Nouveau flash-back avec un China girl extatique et très dur, bass prédominante et rythme effréné. Des retours sur image qui font vibrer les bracelets jaunes : Driving saturday, Changes, Always crashing in the car, Repetition, Word on a wing et même son premier enregistrement Can’t help thinking about me.
On craignait un concert promotionnel centré sur Hours…, nous aurons un brillant résumé d’un parcours musical unique peuplé de visions fantasmagoriques. Les extravagances d’antan ne sont plus de mise. Bowie est apaisé et élégant, et cela suffit à nous consumer de bonheur. Il est heureux sur scène et la sérénité inonde ses gestes. Bowie sourit et reste souverain même en nous déclinant ses amertumes de quinqua.
Le rappel commencé par Seven (I got seven days to live my life/or seven ways to die) se termine par Rebel Rebel. Mais la rébellion n’est plus de son fait, il est maintenant le Maître du monde. Tel Orphée sublime et décadent dont le chant a charmé les Dieux et les mortels pour tenter de sauver Eurydice, il parcourt le système solaire où il a propulsé Major Tom dans l’orbite de nos rêves schizophréniques avant de nous révéler, vingt ans plus tard, que le Major était un junky.

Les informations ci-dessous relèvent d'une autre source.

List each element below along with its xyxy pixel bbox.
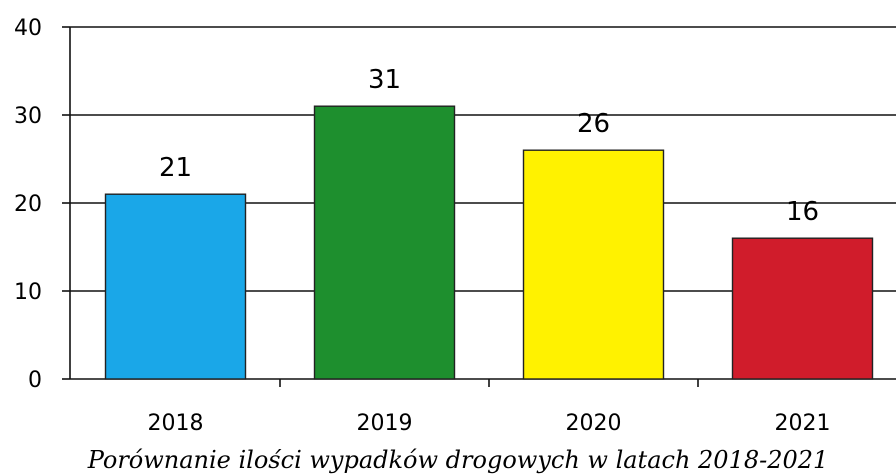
y-tick-label: 20	[14, 192, 42, 217]
bar-2021	[731, 237, 874, 380]
x-tick-label-2020: 2020	[566, 411, 622, 436]
chart-caption: Porównanie ilości wypadków drogowych w l…	[87, 446, 829, 474]
bar-2019	[313, 105, 456, 380]
data-label-2020: 26	[577, 109, 610, 139]
bars	[104, 105, 874, 380]
y-tick-label: 10	[14, 280, 42, 305]
data-label-2021: 16	[786, 197, 819, 227]
bar-2018	[104, 193, 247, 380]
x-tick-label-2019: 2019	[357, 411, 413, 436]
x-tick-label-2021: 2021	[775, 411, 831, 436]
y-axis	[62, 26, 71, 380]
y-tick-label: 0	[28, 368, 42, 393]
y-tick-labels: 0 10 20 30 40	[14, 16, 42, 393]
data-label-2018: 21	[159, 153, 192, 183]
x-tick-labels: 2018 2019 2020 2021	[148, 411, 831, 436]
y-tick-label: 30	[14, 104, 42, 129]
data-labels: 21 31 26 16	[159, 65, 819, 227]
bar-2020	[522, 149, 665, 380]
x-tick-label-2018: 2018	[148, 411, 204, 436]
x-axis	[70, 378, 896, 387]
data-label-2019: 31	[368, 65, 401, 95]
y-tick-label: 40	[14, 16, 42, 41]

Histrion démoniaque grimé de Ziggy Stardust en Scary monster, il nous a emmené aussi loin que possible dans ses mythes planétaires. Il nous accompagne de nouveau sur ce parcours initiatique pour tenter d’oublier qu’Orphée a perdu Eurydice et terminé sa vie désespéré et solitaire.
Maintenant que Ziggy et le Thin white duke voguent à jamais dans les poussières d’étoile de l’espace intergalactique, David Bowie explore la planète Internet depuis sa maison des Bahamas qu’il partage avec Iman. Du rêve de l’âge lunaire au pouvoir du silicium, le héraut britannique continue à tisser sa toile de modernité sur BowieNet.
Le problème avec un tel artiste c’est que l’on se sent bien peu de chose sur la Terre face à ce géant. Mais heureusement nous savons maintenant qu’il y a la vie sur Mars.
Vendredi, les bracelets jaunes sont encore en transe pendant que les bracelets oranges qui ont suivi la star pour une soirée privée au Man Ray transpirent sur leurs copies. La presse du jour étale déjà leurs chroniques désabusées où, à défaut de pouvoir critiquer ce concert au-delà du sublime, ils en tancent les buts soit disant commerciaux. Bref, les pisse copies dégorgent leurs désillusions mondaines mais les fans savent qu’ils ont croisé Bowie pour une nouvelle étape de sa création, plus introspective mais toujours flamboyante.